I reckon it starts at conception – okay you probably didn’t have to be so brave to do that bit. But the first big act of bravery is the birth, after which you have to negotiate a pit of sleep deprivation and mega life change that leaves you feeling you’ve been ram-raided. Then, when the babies grow and begin to toddle from cupboard to stairs, kerb to playground and you want to swaddle them close you have instead to be brave enough to let them off your protective lead and experience life’s tumbles.

Next, you’re told to abandon them on their first day at school to a bunch of strangers who could in no way replicate the care you have given them and face days without knowing what they’re doing or how they’re surviving.

For home educating parents it’s an even bigger act of bravery. Taking on that responsibility, and hacking out such a controversial route, seems to give licence to raised eyebrows and judgemental comments from those all going along the well trodden one. You have to have true courage to maintain faith in your belief that routes don’t always work just because they’re well trodden. And bite your lip whilst masses try and fit their children into a fixed regime that to my mind sometimes, for some children, replicates what Chinese women did to their feet. But no one comments or makes judgements about that.

Whichever way we go this period of time in our parenting requires acts of bravery that make sky diving look like a doddle.

Then there are the teen years. We need a medal for those. As the kids move into teenhood your life tends to be about surviving without getting crushed by the insults and silently mopping your own hurt as you bleed for their angst and their upsets. You try and act like a superhero on the telly, who survives catastrophes without a scratch or a whinge, whereas inside you’ve got a lump of bleeding heartache and confusion about where you went wrong as a parent.

But still you comfort them while they cry their tears and hold their hurts as they face the choppy bits and you try not to crumple yourself. And just when you thought you’d got it under control, it’s their successes that damn nearly burst your brave front after all and the tissues are out for their achievements.

And finally, when they step into a land beyond the home and make their own worlds and their own homes that are separate from yours, you’re introduced to a whole new set of challenges that require superhuman courage to overcome.

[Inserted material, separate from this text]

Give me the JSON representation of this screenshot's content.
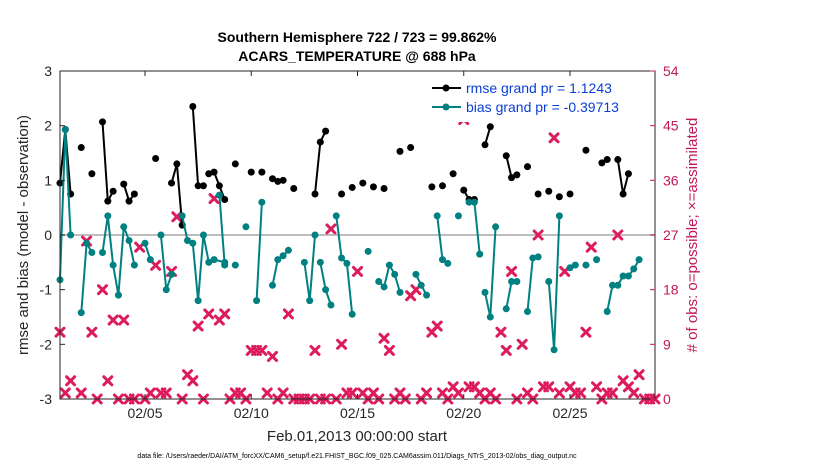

Yep; nothing requires more acts of bravery than parenting. I hope you all give yourselves mega amounts of credit for that.

But it’s also likely that nothing you ever do will give you such JOY! So don’t be so busy with life that you miss out on all that too.

8 thoughts on “Acts of Bravery…

  1. My kids just turned 6 this past week. I can’t even imagine them being teenagers. That’s the time I worry about. Now they beg to play with me all day. Sometimes it can be frustrating when I have to get things done like make dinner or clean. But I think that’s a whole lot better than you wanting to spend time with them and they’re too busy. I am really dreading that.